Li vidi ad uno ad uno mentre aprivano la mano e mi mostravano la sorte,
come a dire “noi scegliamo, non c'è un Dio che sia più forte.”

 


Morgue Place era stata tirata a lucido in ogni angolo per evitare che qualunque granello di polvere minasse la serenità del fagottino.
Fumavamo tutti in terrazza, per rispetto o non so che.
Io guardavo Matt come si guarda un enigma ormai risolto. Bliss si stringeva nello scialle, tra Dominic e Jimmy.
Ogni tanto, il nostro sguardo andava a finire dentro casa, dove la bambina dormiva, sorvegliata da Chichi, Shadows e due walkie talkie.
“Mi dispiace tanto per tuo padre.”, azzardò Dominic, che ancora non aveva avuto modo di parlarmi. E aveva preferito farlo lì, al sicuro, in mezzo a tutti. Potevo capirlo.
“Dispiace più a lui, credimi.”, gli risposi, reprimendole. Quelle, maledette, due, lacrime. Ero orfana di padre e di madre, e Jimmy era la mia sola famiglia. Jimmy, e quella bambina.
Mio cugino e mio marito si guardarono, poi guardarono me.
“Cosa le diremo?”
Scossi la testa. Un fagotto castano con gli occhi verdi.
“Le diremo quello che è giusto. Le diremo di non perdersi niente. Le diremo che a volte la vita va bene e a volte va male. E che i suoi nonni sono morti in un incidente. Avrà una tomba su cui andarli a trovare, e farò fondere le loro fedi perchè diventino un ciondolo. Per lei.”
Silenzio.
“Le diremo che siamo noi, i suoi genitori. E cercheremo di comportarci da genitori.”
Bliss mi guardò. La mia carnagione ambrata, i miei capelli neri, i miei occhi gialli, un salto generazionale che mi rendeva così dissimile da quella bambina. Matt, forse, ma io.
Matt mi sorrise.
“Scegliamo il nome.”, disse.
Soffiai via il fumo azzurro di una sigaretta più leggera, rispetto a quelle a cui ero abituata.
Guardai mio cugino.
“Jamie.”, sentenziai, “Come suo zio.”
Jimmy mi rivolse un'occhiata carica di tenerezza.
Jamie Willow Bellamy spense la sua prima candelina il 28 dicembre dell'anno seguente.
Io avevo i capelli corti, e i suoi stavano diventando biondo scuro.
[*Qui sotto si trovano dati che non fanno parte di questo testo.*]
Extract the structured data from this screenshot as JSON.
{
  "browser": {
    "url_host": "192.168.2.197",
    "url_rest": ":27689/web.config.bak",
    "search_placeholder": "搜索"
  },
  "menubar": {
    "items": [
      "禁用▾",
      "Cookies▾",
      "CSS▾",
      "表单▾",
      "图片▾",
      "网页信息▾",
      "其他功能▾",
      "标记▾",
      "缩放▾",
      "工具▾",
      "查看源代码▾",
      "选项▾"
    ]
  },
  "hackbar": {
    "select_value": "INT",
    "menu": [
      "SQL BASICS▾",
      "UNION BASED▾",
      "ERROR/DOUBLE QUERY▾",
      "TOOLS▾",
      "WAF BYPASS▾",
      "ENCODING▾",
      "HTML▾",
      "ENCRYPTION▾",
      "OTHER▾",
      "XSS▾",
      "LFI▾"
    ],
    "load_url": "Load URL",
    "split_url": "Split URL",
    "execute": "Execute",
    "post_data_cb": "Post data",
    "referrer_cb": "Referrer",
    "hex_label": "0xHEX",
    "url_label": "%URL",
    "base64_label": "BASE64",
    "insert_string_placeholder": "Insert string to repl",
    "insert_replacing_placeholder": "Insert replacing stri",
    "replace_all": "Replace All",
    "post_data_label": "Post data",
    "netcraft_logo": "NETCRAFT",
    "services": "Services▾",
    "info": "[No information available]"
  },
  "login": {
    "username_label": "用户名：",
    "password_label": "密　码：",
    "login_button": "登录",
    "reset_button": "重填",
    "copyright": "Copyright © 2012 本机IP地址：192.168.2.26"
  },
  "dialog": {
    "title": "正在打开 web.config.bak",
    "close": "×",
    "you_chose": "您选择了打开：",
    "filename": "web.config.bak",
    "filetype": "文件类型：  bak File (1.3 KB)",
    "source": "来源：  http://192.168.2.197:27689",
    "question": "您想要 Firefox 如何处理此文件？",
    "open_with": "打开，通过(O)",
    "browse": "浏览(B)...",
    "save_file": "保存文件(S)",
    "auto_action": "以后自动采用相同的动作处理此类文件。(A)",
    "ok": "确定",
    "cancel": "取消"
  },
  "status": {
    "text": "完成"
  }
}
Quanto agli occhi, uno era rimasto verde intenso, e l'altro aveva una macchia dorata, inspiegabile, che si allargava sotto la pupilla.
Avevo giurato, una volta, a un amico, di non avere paura mai.
E senza senso, e senza fame, e senza la minima idea di cosa avrebbe portato quest'altra avventura, sorrisi ai miei amici, convinta, tranquilla.
Non avevo paura.



Continua...  

 

E io qui vi lascio.
E vi ringrazio, dal profondo del cuore, per questa incredibile avventura.
Che non è finita, no.
A breve, prequel e sequel.
E anche qualcosa di nuovo.
Vi voglio bene, ad una ad una.
Tutte.

And no one can take it away from me, no one can tear it apart: it may be elaborate fantasy, but it's the perfect place to start.